Colours of bodies used to produce and govern social relations point to spectacle. The spectacle is one of difference. In other words, differently raced bodies are the narrative motif, and possibility of physical relations between them is spec — tacularised. The spectacle, Toni Morrison has said, monopolises appearance and social reality. There is therefore an unmistakable and prurient fascination with the colour of bodies of others. For the dominated the fascination can be dangerous to the point of self-hate, at least hating oneself for being fascinated in the first place with such bodies, with colour, with the strangeness itself.
Voyeuristic/fetishistic racial masculinities thus refer to the fact that a man like Sellon, as an example, views women of other colours as offering a sexual trip, or that someone, like Paul, constructs himself (or other African males) as capable of offering adventure to people of other races simply because he is of a different race. In the case of African men this is another version of the “cold black hustler” who “claws his way into the whiteness of his desire” chanting, “brother, sister, revolution, power to the people” (Kgositsile 1975:90). In the practices of racial voyeurs or fetishists sexual desire tracks the desire for ‘othered’ objects. In Paul’s case, for instance, sex cannot be understood without looking at how it follows a colonial or colonised attitude towards ‘othered’ female bodies. In both Sellon and Paul’s cases sex relations are interesting insofar as they are exoticised, fetishised, that is, objectivised.
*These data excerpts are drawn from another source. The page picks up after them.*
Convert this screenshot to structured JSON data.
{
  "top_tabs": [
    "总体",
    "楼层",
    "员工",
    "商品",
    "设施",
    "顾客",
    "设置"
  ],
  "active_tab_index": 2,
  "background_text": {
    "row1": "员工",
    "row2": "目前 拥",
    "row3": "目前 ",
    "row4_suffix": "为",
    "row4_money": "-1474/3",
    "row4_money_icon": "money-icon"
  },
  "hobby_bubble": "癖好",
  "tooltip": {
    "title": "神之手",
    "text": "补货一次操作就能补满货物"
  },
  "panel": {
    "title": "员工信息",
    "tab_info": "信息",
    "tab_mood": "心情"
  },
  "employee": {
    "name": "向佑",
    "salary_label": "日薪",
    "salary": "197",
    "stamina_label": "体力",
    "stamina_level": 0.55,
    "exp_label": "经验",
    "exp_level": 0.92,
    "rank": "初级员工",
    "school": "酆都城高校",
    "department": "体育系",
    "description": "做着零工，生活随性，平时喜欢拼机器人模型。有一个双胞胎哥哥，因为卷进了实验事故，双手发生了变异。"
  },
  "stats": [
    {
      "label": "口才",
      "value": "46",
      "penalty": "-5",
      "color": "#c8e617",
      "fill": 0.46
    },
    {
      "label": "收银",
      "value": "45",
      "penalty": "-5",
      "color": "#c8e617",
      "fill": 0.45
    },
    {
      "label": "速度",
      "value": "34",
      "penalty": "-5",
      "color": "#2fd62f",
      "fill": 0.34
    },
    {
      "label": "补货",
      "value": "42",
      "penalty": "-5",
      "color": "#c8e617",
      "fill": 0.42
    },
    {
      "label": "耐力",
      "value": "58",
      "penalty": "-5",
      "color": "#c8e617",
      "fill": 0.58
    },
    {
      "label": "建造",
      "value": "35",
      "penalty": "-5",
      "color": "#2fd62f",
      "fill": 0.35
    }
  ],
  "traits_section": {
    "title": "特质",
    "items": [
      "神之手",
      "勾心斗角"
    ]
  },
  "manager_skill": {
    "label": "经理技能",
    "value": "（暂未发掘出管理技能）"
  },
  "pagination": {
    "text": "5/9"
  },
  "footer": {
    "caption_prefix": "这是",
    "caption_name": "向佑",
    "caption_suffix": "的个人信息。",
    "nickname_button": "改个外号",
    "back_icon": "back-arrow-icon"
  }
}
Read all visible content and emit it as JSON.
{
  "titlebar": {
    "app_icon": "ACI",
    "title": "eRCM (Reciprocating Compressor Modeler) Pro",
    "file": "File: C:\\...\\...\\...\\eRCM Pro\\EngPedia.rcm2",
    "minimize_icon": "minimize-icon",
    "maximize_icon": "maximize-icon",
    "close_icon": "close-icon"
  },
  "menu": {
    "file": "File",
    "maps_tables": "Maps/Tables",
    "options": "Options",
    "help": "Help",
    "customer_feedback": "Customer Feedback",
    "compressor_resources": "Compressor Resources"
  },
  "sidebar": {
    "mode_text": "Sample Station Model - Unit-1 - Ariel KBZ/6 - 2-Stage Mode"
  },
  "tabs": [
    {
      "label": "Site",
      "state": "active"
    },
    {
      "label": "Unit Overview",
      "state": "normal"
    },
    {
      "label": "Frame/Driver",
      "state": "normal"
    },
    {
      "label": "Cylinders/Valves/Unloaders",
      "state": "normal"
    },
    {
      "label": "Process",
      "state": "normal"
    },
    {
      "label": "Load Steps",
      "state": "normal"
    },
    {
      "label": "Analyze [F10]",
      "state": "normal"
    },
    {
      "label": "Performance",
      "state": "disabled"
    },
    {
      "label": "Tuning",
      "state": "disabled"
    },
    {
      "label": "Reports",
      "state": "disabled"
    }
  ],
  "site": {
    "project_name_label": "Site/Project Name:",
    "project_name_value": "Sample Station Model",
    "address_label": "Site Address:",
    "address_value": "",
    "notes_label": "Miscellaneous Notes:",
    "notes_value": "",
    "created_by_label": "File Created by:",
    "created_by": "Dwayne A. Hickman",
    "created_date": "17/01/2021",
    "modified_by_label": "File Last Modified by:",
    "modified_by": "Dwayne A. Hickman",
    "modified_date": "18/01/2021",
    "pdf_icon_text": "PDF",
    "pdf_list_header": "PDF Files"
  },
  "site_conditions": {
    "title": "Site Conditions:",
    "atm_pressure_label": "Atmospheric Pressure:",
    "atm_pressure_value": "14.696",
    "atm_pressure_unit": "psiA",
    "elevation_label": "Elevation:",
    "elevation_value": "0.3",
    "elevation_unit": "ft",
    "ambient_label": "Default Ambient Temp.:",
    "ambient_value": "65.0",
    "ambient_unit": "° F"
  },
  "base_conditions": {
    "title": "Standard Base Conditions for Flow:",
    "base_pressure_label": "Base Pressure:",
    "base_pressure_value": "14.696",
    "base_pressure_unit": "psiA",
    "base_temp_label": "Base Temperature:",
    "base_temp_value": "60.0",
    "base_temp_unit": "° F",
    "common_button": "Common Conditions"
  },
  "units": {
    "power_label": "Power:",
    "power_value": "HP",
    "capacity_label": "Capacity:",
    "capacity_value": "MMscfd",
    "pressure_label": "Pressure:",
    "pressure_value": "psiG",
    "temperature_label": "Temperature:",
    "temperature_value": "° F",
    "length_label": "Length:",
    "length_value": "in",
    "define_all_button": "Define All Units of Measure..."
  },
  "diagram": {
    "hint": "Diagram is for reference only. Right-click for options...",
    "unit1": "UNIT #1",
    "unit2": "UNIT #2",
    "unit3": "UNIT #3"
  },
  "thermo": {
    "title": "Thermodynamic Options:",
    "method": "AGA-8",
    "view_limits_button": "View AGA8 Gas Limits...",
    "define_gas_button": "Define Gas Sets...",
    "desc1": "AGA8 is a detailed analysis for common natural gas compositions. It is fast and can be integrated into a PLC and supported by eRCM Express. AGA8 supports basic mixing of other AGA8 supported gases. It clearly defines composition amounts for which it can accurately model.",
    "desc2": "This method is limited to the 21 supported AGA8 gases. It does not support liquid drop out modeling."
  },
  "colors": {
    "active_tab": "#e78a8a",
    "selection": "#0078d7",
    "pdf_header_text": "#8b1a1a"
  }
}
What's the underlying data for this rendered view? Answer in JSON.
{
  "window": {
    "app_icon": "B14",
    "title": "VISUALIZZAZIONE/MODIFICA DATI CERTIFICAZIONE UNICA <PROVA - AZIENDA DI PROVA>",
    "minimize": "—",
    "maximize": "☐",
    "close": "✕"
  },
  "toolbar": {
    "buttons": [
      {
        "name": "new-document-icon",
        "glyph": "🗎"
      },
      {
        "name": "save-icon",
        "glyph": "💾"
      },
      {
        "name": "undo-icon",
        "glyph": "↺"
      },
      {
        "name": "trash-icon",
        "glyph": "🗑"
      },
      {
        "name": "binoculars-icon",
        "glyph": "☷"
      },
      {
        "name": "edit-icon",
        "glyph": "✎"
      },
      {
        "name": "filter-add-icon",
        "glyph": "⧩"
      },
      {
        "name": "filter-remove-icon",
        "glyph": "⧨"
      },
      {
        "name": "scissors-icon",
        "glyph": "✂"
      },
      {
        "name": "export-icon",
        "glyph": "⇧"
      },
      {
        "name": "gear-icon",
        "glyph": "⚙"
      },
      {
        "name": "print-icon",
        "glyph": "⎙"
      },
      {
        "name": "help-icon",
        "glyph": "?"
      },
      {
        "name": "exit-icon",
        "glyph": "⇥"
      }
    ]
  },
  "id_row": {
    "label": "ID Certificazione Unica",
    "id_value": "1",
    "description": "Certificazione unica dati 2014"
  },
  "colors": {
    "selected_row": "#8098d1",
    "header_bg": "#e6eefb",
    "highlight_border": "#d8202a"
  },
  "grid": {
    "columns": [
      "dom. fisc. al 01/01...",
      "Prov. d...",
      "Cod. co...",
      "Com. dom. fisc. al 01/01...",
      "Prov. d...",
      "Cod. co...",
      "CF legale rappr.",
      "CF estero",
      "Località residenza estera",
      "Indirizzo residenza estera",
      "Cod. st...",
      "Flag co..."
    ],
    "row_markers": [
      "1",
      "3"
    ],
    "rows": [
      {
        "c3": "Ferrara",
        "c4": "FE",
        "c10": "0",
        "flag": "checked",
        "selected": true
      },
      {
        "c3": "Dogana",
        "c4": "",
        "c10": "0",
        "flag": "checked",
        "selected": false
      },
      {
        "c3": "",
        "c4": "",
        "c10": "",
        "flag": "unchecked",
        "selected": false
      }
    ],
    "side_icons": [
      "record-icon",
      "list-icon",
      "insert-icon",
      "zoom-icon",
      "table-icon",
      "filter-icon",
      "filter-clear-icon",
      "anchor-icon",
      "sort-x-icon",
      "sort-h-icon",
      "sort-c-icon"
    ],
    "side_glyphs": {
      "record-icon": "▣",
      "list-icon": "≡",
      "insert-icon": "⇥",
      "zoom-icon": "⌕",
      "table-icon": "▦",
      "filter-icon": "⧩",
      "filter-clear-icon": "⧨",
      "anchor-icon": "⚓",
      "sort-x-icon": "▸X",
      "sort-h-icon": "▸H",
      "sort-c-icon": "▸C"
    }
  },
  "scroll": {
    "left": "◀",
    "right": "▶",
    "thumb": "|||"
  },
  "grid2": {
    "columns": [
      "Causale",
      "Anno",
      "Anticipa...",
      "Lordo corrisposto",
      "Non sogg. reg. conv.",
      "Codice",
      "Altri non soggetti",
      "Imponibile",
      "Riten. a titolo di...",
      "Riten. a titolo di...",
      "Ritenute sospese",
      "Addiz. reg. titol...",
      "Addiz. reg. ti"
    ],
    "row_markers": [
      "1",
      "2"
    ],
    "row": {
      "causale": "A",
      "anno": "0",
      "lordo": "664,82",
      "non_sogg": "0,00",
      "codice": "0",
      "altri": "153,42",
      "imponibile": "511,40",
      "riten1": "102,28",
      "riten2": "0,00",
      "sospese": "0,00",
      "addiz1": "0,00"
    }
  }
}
But to say sexual desire tracks racial practices and identification is only partly true. It is very difficult, except only for the aim of analysis, to separate what originates together. Sexual and racial differences are almost inseparable in real life. Desire for sexual identity is interwoven with the work people put into other kinds of identity making. Desire in racially segregating cultures is made from its birth by both elements of attraction for othered skin colour and sexuality. Racial voyeurism and fetishism are precisely about histories of social hierarchies, about what social life in these cultures makes us put first. Racialised sexualities are constructed such that young heterosexual males like Bo’nkosi and Paul want to have females of other races because the females are of other colours, and not just female. The females are desirable because they are white or coloured first, and this makes them sexually attractive. What makes the women attractive is not their figure but the colour of their bodies, not their individuality but the colour of the genitals.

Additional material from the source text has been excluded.